1 Epok : Etiez-vous déjà venus au Bar Botaniste du Shangri-La ?
Marie Céhère : Non.
Philippe Vilain : Jamais.
1 Epok : Un chef barman ancien khâgneux, ça vous inspire quoi ?
Marie Céhère : Quand j’étais en khâgne, on nous disait que l’on pouvait tout faire après. On nous citait en exemple des directeurs de théâtre, des artistes, de grandes figures du monde de la culture... On nous disait que si on ratait Normale Sup, ce n’était pas grave, on pouvait intégrer Sciences Po ou HEC… C’était ça « pouvoir tout faire ». Pour moi, « pouvoir tout faire », c’était tout larguer, comme cet étudiant dont je me souviens et qui était parti travailler dans un cirque. Lui, il a su faire un usage explosif de cette soi-disant liberté que l’on donne en khâgne.
Philippe Vilain : C’est bien de voir quelqu’un qui sort des rangs conformistes.

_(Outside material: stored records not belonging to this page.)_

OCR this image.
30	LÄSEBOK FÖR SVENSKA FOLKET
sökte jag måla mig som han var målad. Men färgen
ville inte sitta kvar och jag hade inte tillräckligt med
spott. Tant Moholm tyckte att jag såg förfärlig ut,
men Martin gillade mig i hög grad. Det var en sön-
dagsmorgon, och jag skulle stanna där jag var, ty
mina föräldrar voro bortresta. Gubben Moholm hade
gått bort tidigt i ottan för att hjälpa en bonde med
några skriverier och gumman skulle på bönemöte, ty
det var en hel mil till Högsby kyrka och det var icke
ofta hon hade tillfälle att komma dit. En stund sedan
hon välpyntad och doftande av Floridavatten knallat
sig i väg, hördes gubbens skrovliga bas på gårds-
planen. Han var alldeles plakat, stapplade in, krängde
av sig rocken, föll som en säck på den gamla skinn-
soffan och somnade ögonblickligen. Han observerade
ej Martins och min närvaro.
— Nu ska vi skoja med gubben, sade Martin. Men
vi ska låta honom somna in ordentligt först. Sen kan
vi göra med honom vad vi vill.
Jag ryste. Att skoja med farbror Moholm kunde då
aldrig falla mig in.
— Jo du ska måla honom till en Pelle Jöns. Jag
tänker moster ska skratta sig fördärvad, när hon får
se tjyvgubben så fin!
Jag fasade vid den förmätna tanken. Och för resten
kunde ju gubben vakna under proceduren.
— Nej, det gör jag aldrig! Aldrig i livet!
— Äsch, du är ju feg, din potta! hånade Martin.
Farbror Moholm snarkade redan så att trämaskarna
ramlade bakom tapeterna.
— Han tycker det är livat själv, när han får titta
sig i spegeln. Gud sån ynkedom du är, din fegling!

Surtout si c’est un choix. Le chef barman du Shangri-La a su « dézoner », comme on dit dans le foot (NDLR & précision de Vilain : dézoner évite d’utiliser l’expression « sortir de sa zone de confort », actuellement mise à toutes les sauces, et dézoner n’a rien à voir avec… zonard !).
1 Epok : Durant l’été, juste avant la rentrée littéraire, vous vous êtes lus réciproquement ? Quelles sont vos impressions quant au roman de l’autre ?
Philippe Vilain : Virginie, l’héroïne de Marie pourrait incarner la fille à la voiture rouge… Comme elle, elle est insolente, menteuse, fantasque, issue d’un milieu social assez élevé et, comme elle aussi, elle s’ennuie. Nos deux romans sont comme deux portraits croisés de jeunes filles qui s’ouvrent à la féminité.
Marie Céhère : Quand j’ai lu le roman de Philippe, je me suis dit Emma Parker (NDLR : l'héroïne du livre)… c’est moi !
Premier roman et sévices après vente
1 Epok : La sortie en librairie de son premier roman, ça fait quoi ?
Marie Céhère : J’ai l’impression que je vais avoir un accès plus direct avec les lecteurs, comparé à mon premier livre qui n’était pas un roman, mais un ouvrage consacré à Brigitte Bardot. C’est plutôt exaltant. Et peut-être que c’est ça, l’épanouissement de l’écrivain : avoir le retour de lecteurs qui s’identifient à un personnage, se retrouvent dans une histoire…
Philippe Vilain : Mon premier roman est sorti en 1997… Je n’ai pas eu un sentiment différent de celui que j’ai à chaque fois que je publie un nouveau livre. C’est un mélange d’attente sans attente. C’est un peu abstrait. J’attends quelque chose, mais je ne sais pas quoi. Même si c’est toujours très beau de rencontrer des lecteurs qui sont dans la compréhension du texte. Car on a envie d’être bien lu.
1 Epok : L’épreuve de la promo d’un livre qui sort, ça se gère et se digère comment ?
Philippe Vilain : L’aspect médiatique fait partie du jeu. Il faut être visible, surtout quand quelque 600 romans sortent en même temps.
Marie Céhère : C’est vrai, il faut faire le plus de bruit possible… Eh ! Regardez-moi, sinon je ne pourrais pas sortir mon prochain bouquin !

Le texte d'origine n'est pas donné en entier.